Assessing mitigation options for an emerging fungal pathogen threatening European and Palearctic salamander diversity


Stefano Canessa
Claudio Bozzuto
An Martel
Frank Pasmans


Emerging wildlife diseases represent both a major driver of global biodiversity loss and one of the greatest challenges to conservation science. In spite of the recognized extent and magnitude of disease-driven declines worldwide, and of the considerable research targeting them, successful mitigation remains elusive.
The amphibian chytrid fungus Batrachochytrium salamandrivorans (Bsal) causes lethal chytridiomycosis in several palearctic salamander species. This pathogen, believed to have recently entered Europe from its native range in Asia, has already driven the rapid collapse of populations of fire salamanders (Salamandra salamandra) in the Low Countries and threatens to cause massive biodiversity loss in Europe and North America. Development of mitigation actions is urgently advocated; here, we formally assess the potential for mitigation success using epidemiological models.
First, we use an integral projection model to explore the impact of Bsal in a population of a highly vulnerable host species (fire salamander S. salamandra), and to evaluate potential mitigation actions. Available evidence suggests that a Bsal outbreak in a fire salamander population will lead to its rapid extirpation. Treatments (antifungals or probiotics) would need to effectively interrupt transmission (reduce probability of infection by nearly 90%) to reduce the risk of host extirpation and successfully eradicate Bsal. Improving survival of infected hosts is likely to be detrimental as it increases the potential for pathogen transmission and spread. Only the active removal of most of the host population has some potential to locally eradicate Bsal and interrupt its spread.

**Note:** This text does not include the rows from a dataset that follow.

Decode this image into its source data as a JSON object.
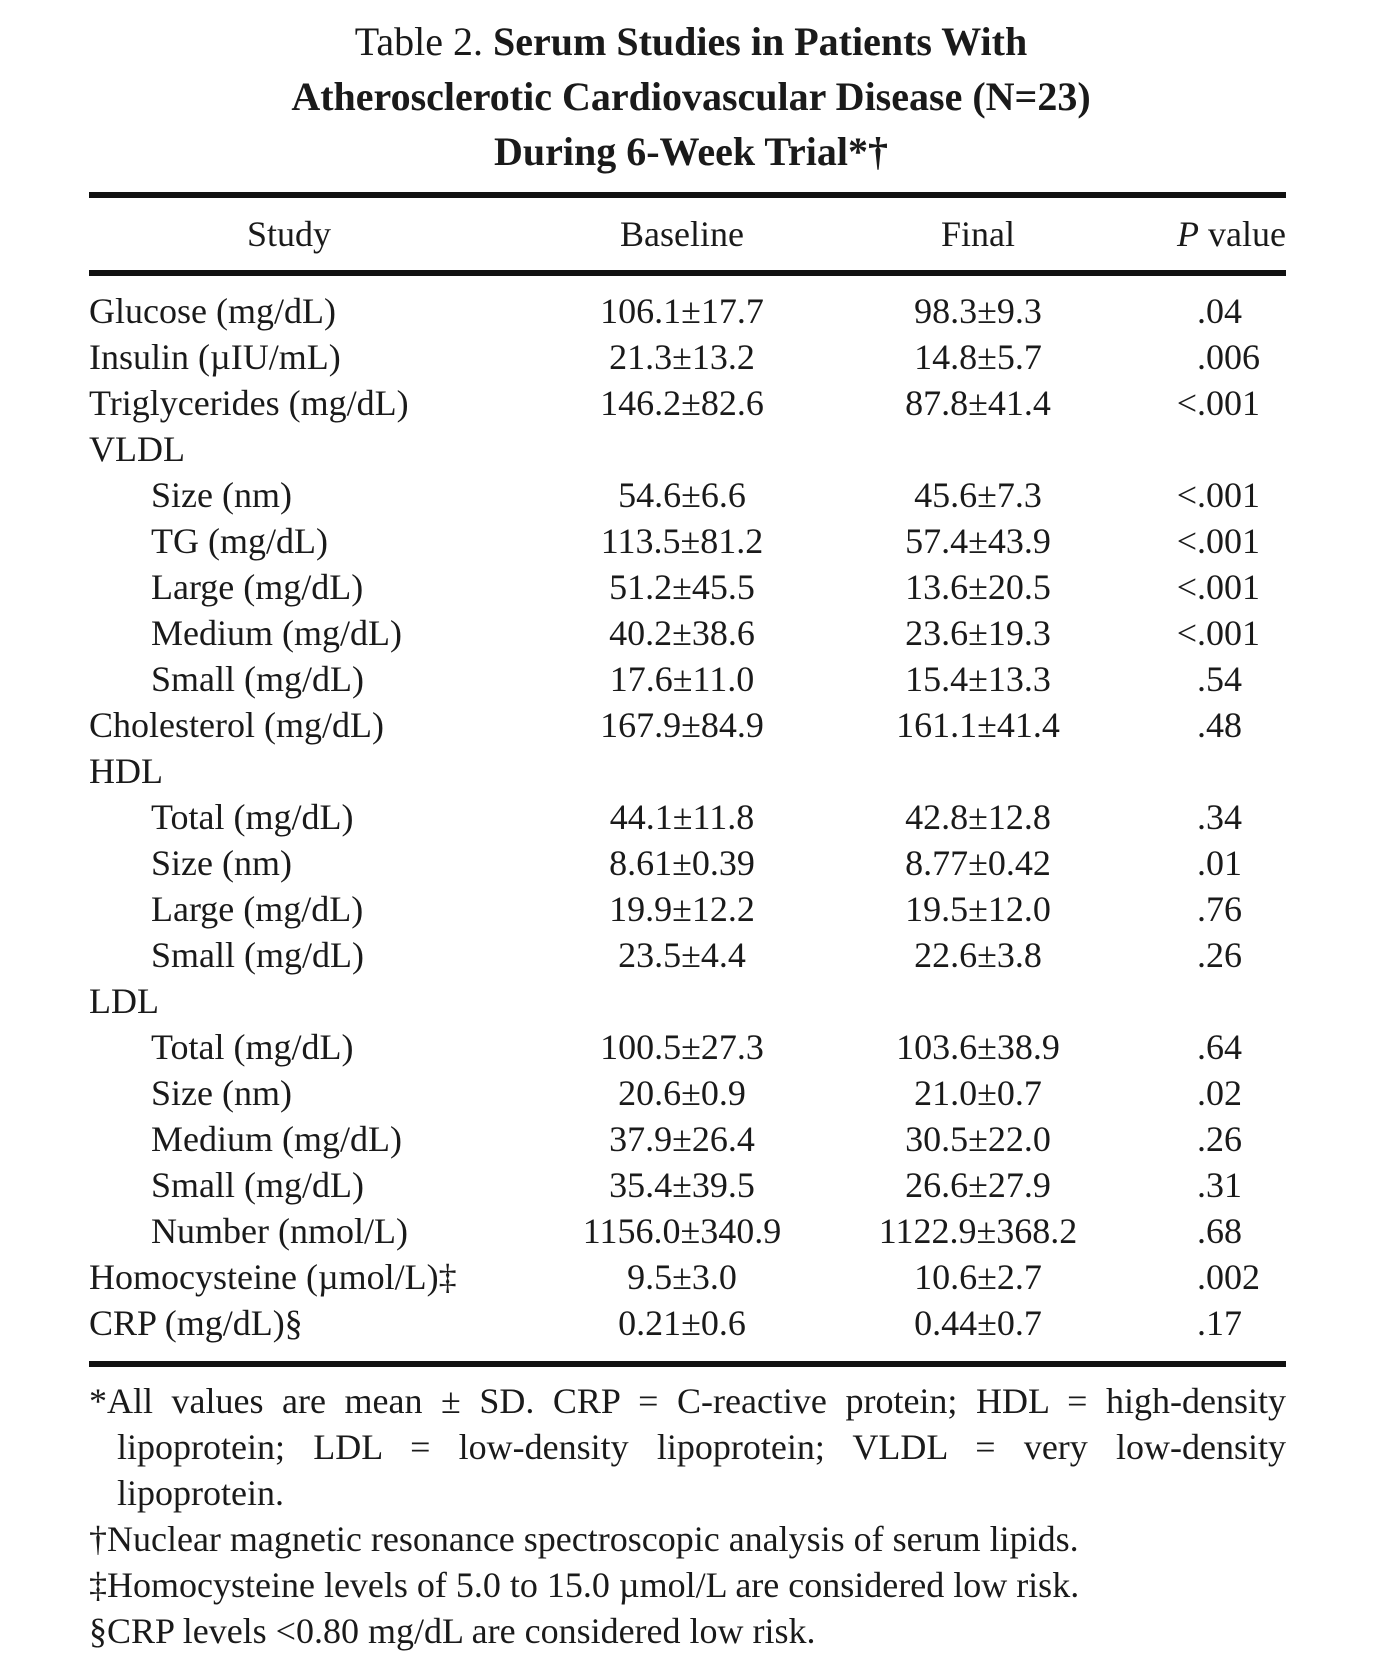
{
  "title": {
    "prefix": "Table 2.",
    "line1": "Serum Studies in Patients With",
    "line2": "Atherosclerotic Cardiovascular Disease (N=23)",
    "line3": "During 6-Week Trial*†"
  },
  "columns": {
    "study": "Study",
    "baseline": "Baseline",
    "final": "Final",
    "p_italic": "P",
    "p_rest": " value"
  },
  "rows": [
    {
      "label": "Glucose (mg/dL)",
      "indent": false,
      "baseline": "106.1±17.7",
      "final": "98.3±9.3",
      "p_pre": "",
      "p": ".04"
    },
    {
      "label": "Insulin (µIU/mL)",
      "indent": false,
      "baseline": "21.3±13.2",
      "final": "14.8±5.7",
      "p_pre": "",
      "p": ".006"
    },
    {
      "label": "Triglycerides (mg/dL)",
      "indent": false,
      "baseline": "146.2±82.6",
      "final": "87.8±41.4",
      "p_pre": "<",
      "p": ".001"
    },
    {
      "label": "VLDL",
      "indent": false,
      "baseline": "",
      "final": "",
      "p_pre": "",
      "p": ""
    },
    {
      "label": "Size (nm)",
      "indent": true,
      "baseline": "54.6±6.6",
      "final": "45.6±7.3",
      "p_pre": "<",
      "p": ".001"
    },
    {
      "label": "TG (mg/dL)",
      "indent": true,
      "baseline": "113.5±81.2",
      "final": "57.4±43.9",
      "p_pre": "<",
      "p": ".001"
    },
    {
      "label": "Large (mg/dL)",
      "indent": true,
      "baseline": "51.2±45.5",
      "final": "13.6±20.5",
      "p_pre": "<",
      "p": ".001"
    },
    {
      "label": "Medium (mg/dL)",
      "indent": true,
      "baseline": "40.2±38.6",
      "final": "23.6±19.3",
      "p_pre": "<",
      "p": ".001"
    },
    {
      "label": "Small (mg/dL)",
      "indent": true,
      "baseline": "17.6±11.0",
      "final": "15.4±13.3",
      "p_pre": "",
      "p": ".54"
    },
    {
      "label": "Cholesterol (mg/dL)",
      "indent": false,
      "baseline": "167.9±84.9",
      "final": "161.1±41.4",
      "p_pre": "",
      "p": ".48"
    },
    {
      "label": "HDL",
      "indent": false,
      "baseline": "",
      "final": "",
      "p_pre": "",
      "p": ""
    },
    {
      "label": "Total (mg/dL)",
      "indent": true,
      "baseline": "44.1±11.8",
      "final": "42.8±12.8",
      "p_pre": "",
      "p": ".34"
    },
    {
      "label": "Size (nm)",
      "indent": true,
      "baseline": "8.61±0.39",
      "final": "8.77±0.42",
      "p_pre": "",
      "p": ".01"
    },
    {
      "label": "Large (mg/dL)",
      "indent": true,
      "baseline": "19.9±12.2",
      "final": "19.5±12.0",
      "p_pre": "",
      "p": ".76"
    },
    {
      "label": "Small (mg/dL)",
      "indent": true,
      "baseline": "23.5±4.4",
      "final": "22.6±3.8",
      "p_pre": "",
      "p": ".26"
    },
    {
      "label": "LDL",
      "indent": false,
      "baseline": "",
      "final": "",
      "p_pre": "",
      "p": ""
    },
    {
      "label": "Total (mg/dL)",
      "indent": true,
      "baseline": "100.5±27.3",
      "final": "103.6±38.9",
      "p_pre": "",
      "p": ".64"
    },
    {
      "label": "Size (nm)",
      "indent": true,
      "baseline": "20.6±0.9",
      "final": "21.0±0.7",
      "p_pre": "",
      "p": ".02"
    },
    {
      "label": "Medium (mg/dL)",
      "indent": true,
      "baseline": "37.9±26.4",
      "final": "30.5±22.0",
      "p_pre": "",
      "p": ".26"
    },
    {
      "label": "Small (mg/dL)",
      "indent": true,
      "baseline": "35.4±39.5",
      "final": "26.6±27.9",
      "p_pre": "",
      "p": ".31"
    },
    {
      "label": "Number (nmol/L)",
      "indent": true,
      "baseline": "1156.0±340.9",
      "final": "1122.9±368.2",
      "p_pre": "",
      "p": ".68"
    },
    {
      "label": "Homocysteine (µmol/L)‡",
      "indent": false,
      "baseline": "9.5±3.0",
      "final": "10.6±2.7",
      "p_pre": "",
      "p": ".002"
    },
    {
      "label": "CRP (mg/dL)§",
      "indent": false,
      "baseline": "0.21±0.6",
      "final": "0.44±0.7",
      "p_pre": "",
      "p": ".17"
    }
  ],
  "footnotes": [
    "*All values are mean ± SD. CRP = C-reactive protein; HDL = high-density lipoprotein; LDL = low-density lipoprotein; VLDL = very low-density lipoprotein.",
    "†Nuclear magnetic resonance spectroscopic analysis of serum lipids.",
    "‡Homocysteine levels of 5.0 to 15.0 µmol/L are considered low risk.",
    "§CRP levels <0.80 mg/dL are considered low risk."
  ]
}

However, even this extreme possibility is challenged by the presence of additional host species. Using a multiple-host compartmental model, we show that co-occurring alpine newts act as a Bsal reservoir towards salamanders; their ability to clear infection results in a greater pool of infected individuals (particularly given the lack of acquired immunity), accelerating and sustaining the outbreak in salamanders. substantial removal (>95%) of both species would be needed to avoid an outbreak at the community level; to maximize salamander persistence, with strong between-host transmission newts would need to be entirely removed from the system, making even this extreme action unlikely to even prove feasible.

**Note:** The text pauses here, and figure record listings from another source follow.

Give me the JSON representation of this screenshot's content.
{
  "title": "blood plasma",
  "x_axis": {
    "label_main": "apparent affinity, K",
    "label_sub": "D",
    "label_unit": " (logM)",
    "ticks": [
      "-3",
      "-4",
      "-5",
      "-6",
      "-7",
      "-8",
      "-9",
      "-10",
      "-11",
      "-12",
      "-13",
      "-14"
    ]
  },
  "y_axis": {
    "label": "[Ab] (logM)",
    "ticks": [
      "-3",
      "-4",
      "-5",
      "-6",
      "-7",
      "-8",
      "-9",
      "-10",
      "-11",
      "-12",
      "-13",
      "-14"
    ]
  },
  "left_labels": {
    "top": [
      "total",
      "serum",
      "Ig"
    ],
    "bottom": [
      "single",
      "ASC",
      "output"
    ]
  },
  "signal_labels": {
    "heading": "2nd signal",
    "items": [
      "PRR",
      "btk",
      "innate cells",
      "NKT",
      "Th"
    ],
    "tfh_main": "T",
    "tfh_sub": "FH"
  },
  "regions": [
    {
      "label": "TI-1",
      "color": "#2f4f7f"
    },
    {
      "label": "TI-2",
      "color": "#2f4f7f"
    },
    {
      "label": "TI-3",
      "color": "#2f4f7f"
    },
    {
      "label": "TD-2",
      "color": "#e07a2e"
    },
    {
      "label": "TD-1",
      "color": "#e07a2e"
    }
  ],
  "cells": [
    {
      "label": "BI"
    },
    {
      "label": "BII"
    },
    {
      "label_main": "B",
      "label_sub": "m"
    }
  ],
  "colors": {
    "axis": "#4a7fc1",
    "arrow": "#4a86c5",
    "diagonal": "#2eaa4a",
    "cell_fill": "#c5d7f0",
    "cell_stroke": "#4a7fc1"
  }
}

In summary, mitigation of Bsal outbreaks in susceptible host species is highly challenging, requiring effective interruption of transmission and radical removal of host individuals. The ability of Bsal to infect multiple hosts further reduces management options. More generally, to explore and assess management options we recommend a focus shift from single species to the community level. To develop practical management actions, epidemiological models can be most effective if embedded directly in the management decision context, rather than adapted to it a posteriori.